Why is no action being taken against a road that runs through pristine forests in the remote Andaman Islands, threatening perhaps the oldest tribe of human beings in the world?

The Jarawa people, originating from what is now Botswana over 60,000 years ago, do not want contact with civilisation, knowing that it threatens their very existence, yet we continue to torment them, ignoring their wishes and treating them like exotic animals in a safari park.

In ‘A Road to Extinction’, Jonathan Lawley returns to what was once a penal colony built by the British to house Indian mutineers, to understand what responsibility colonial administrators like his grandfather may have had for the plight of these Palaeolithic hunter-gatherers, and what the Indian government should have done, and should now be doing, to protect our last link with our African ancestors.


What’s it about?

See above. Lawley explores how the tribes live, how they have been treated in the past, how they are treated at present and suggests what the Indian government might do to protect the remaining tribes. He notes that external contact has destroyed nine of the original twelve tribes and he is justifiably fearful for the existence of the remaining three.

What’s it like?

A deeply personal account of the plight of the Andaman Island tribes, which typically focuses on the tribes through Lawley’s family experiences. I found the content to be a little repetitive in places, with reference to the activities of Lawley’s family members, especially the various schools they attended, but the insights into the various tribe’s lifestyles was as fascinating as the conclusions were saddening. Lawley makes it clear that humanity’s desire to interact with the tribes and to ‘civilise’ them has been devastating, and must stop if they are to have any hope of continuing to live as they wish – in peaceful harmony with the nature on the islands.

Final thoughts

This is a fascinating mix of memoir, history and impassioned plea for a well-thought-through plan that stops treating tribal people as savages in need of civilising and their land as a development opportunity. Lawley concludes on a positive note, that with the right motivation and some difficult decisions, the Indian government could yet ensure the Jarawa people survive and even thrive. It’s hard to accept this positive conclusion, given his own evidence and the current trajectory of the Andaman Island’s governors, but it is certainly worth fighting for.

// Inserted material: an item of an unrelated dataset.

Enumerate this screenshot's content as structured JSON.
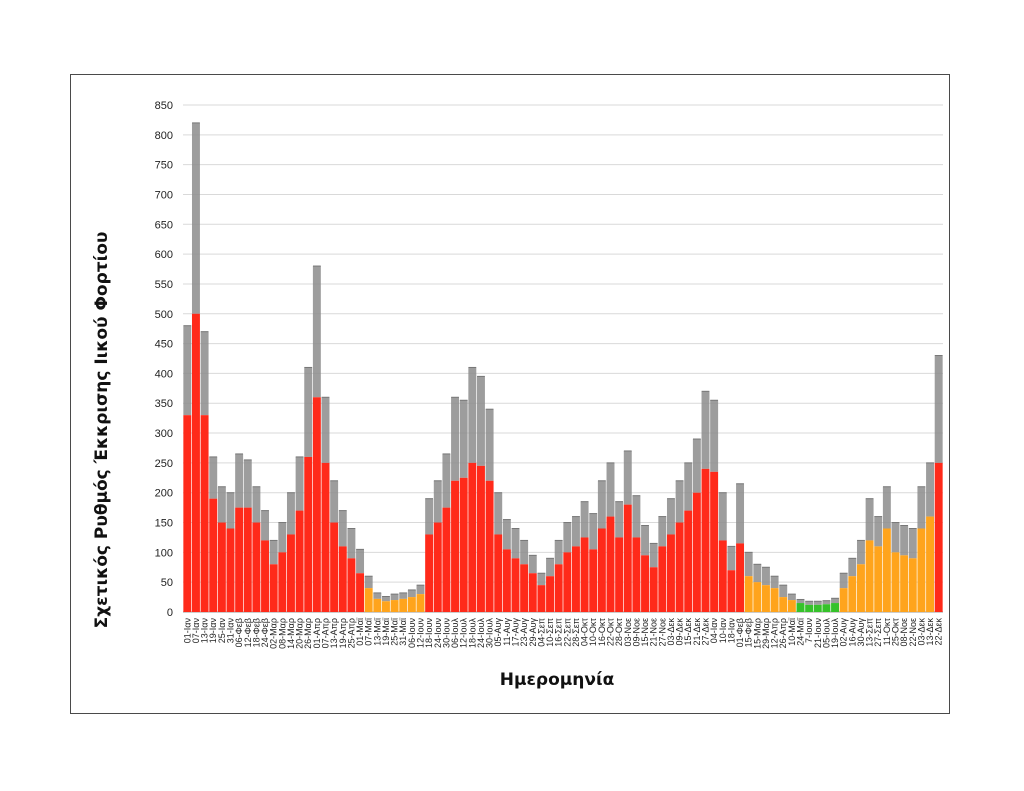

I was particularly struck by Lawley’s observation that, in seeking to preserve the cultural life of the Jarawa people, we show, ‘recognition of their unique value but [also] of our own self-disgust. In wanting them to be them, we want them not to be us.’ It is true that civilisation is a blessing and a curse; it surely makes sense to avoid inflicting it on a people who have made it clear they wish to be left alone.

Read this book. Then act.

‘A Road to Extinction’,
Jonathan Lawley,
2020, Envelope Books, paperback
Many thanks to Envelope Books for providing me with a copy of this book in exchange for an honest review.